The corporate media is giving the federal government’s latest budget a big thumbs up, despite its brazen hand-outs for billionaires and big corporations.
While worrying that the government is overspending, the Financial Review claims that “there’s no doubting the extent of the government’s pragmatic and urgent response”.
The Sydney Morning Herald asserts the budget “backs women”, is a “big win for older people” and includes “goodies for everyone”. News.com.au goes further, claiming that Treasurer Josh Frydenberg’s budget “throws in everything but the kitchen sink”.
The ABC’s Laura Tingle went so far as invoking the Stoic mantra that “virtue is its own reward”. The economic rescue packages used to counter the effects of COVID-19, she argued, were “wildly successful” and, as a result, “the community, as taxpayers, are rewarded with one of the stronger performing economies in the world, and a financial dividend in the budget which has covered the cost of massive new spends”.
Crikey saw the rise in spending as evidence of an ideological shift within the federal government. “The tsunami of borrowed money … is a final abandonment of the notion of ‘prudence’ that once underpinned the political right, both liberal and conservative.” This, it concluded, would make it “hard for Labor” to win the next election.
Despite Leigh Sales’ much acclaimed grilling of PM Scott Morrison on 7.30 on his failure to take responsibility for the stalled vaccine roll-out, gendered violence in parliament and bushfires, she did not adequately take up the budget’s failings on climate and inequality.
While none of these outlets were uncritical — feigned objectivity goes hand-in-glove with the corporate media — they nonetheless painted a picture that the budget was a “big spending” departure from neoliberalism.
This is not the case.
As Greens leader Adam Bandt pointed out, the budget fails to tackle inequality and the climate crisis. It also spectacularly fails to allocate funds for federally-run quarantine facilities to deal with the pandemic.
Even funding of aged care and childcare support reveals it to be a budget of corporate welfare.
Hopefully the rise in funding for aged-care — a response to real problems highlighted by the Royal Commission findings — will improve some conditions. But the extra funds are a subsidy to the bosses in the privatised parts of the sector, with minimal accountability demanded of them.
While “average care minutes” for each aged care resident will rise, the budget did not mandate staffing ratios, as the unions had demanded. It also failed to recommend a wage rise.
Annie Butler of the Australian Nurses and Midwives Association said: “If you don’t fix staffing, you can’t fix aged-care system. So, the announcement of a 200-minutes of minimum care minutes per resident is a step in the right direction. But why wait until 2023?”
Butler said the government had not delivered on the commission’s crucial recommendations.
The much vaunted “women’s budget” is, in reality, a thinly veiled vote-buying exercise after the 110,000-strong women’s march for justice, that called for an end to sexual violence and rape in workplaces, had piled the pressure on.

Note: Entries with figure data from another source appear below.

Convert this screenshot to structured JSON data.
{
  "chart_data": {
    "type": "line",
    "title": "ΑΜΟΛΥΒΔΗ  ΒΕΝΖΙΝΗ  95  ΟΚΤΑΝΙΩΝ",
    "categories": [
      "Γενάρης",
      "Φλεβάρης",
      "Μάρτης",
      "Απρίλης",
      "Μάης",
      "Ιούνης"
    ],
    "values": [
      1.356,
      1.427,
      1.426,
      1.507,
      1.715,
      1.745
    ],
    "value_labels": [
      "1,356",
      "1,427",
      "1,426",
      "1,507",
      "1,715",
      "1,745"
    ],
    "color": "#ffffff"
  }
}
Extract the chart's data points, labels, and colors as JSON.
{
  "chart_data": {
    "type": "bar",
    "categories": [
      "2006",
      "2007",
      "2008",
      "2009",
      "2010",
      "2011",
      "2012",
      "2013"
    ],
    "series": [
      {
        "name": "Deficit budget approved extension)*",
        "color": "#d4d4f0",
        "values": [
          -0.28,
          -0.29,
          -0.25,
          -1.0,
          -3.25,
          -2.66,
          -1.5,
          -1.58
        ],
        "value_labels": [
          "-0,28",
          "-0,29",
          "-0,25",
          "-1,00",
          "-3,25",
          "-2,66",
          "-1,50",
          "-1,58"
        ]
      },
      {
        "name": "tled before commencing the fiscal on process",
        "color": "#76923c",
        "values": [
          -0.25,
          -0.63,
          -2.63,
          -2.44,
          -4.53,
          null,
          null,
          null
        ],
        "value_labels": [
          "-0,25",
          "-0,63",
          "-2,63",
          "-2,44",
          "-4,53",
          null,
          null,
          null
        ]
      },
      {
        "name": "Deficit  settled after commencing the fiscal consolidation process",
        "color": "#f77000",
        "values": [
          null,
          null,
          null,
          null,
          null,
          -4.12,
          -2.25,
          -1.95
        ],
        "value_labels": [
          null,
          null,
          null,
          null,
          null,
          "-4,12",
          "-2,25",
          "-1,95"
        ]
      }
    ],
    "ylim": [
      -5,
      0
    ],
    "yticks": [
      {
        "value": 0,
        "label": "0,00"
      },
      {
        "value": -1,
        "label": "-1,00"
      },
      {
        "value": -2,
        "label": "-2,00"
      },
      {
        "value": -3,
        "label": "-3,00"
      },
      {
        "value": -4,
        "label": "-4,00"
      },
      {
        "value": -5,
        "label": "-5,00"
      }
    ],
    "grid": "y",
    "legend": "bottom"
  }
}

The new $1.7 billion over five years for childcare subsidies will increase choices for women, even though it is also in large part a subsidy for the corporate providers. The government calculates the funding boost will allow parents to work 300,000 extra hours each week and deliver an annual $1.5 billion boost to gross domestic product.
But throwing money at something is not the same as solving fundamental problems. Real justice for women would have to include: increasing JobSeeker to a living income; expanding public housing; ending the Basics Card; and restoring the stand-alone Family Court.
The budget also contains almost $18 billion in tax write-offs for corporations and billions more for the fossil fuel polluters.
The government can be relied on to look after the interests of the billionaire class, and the corporate media can be relied on to help them get away with it.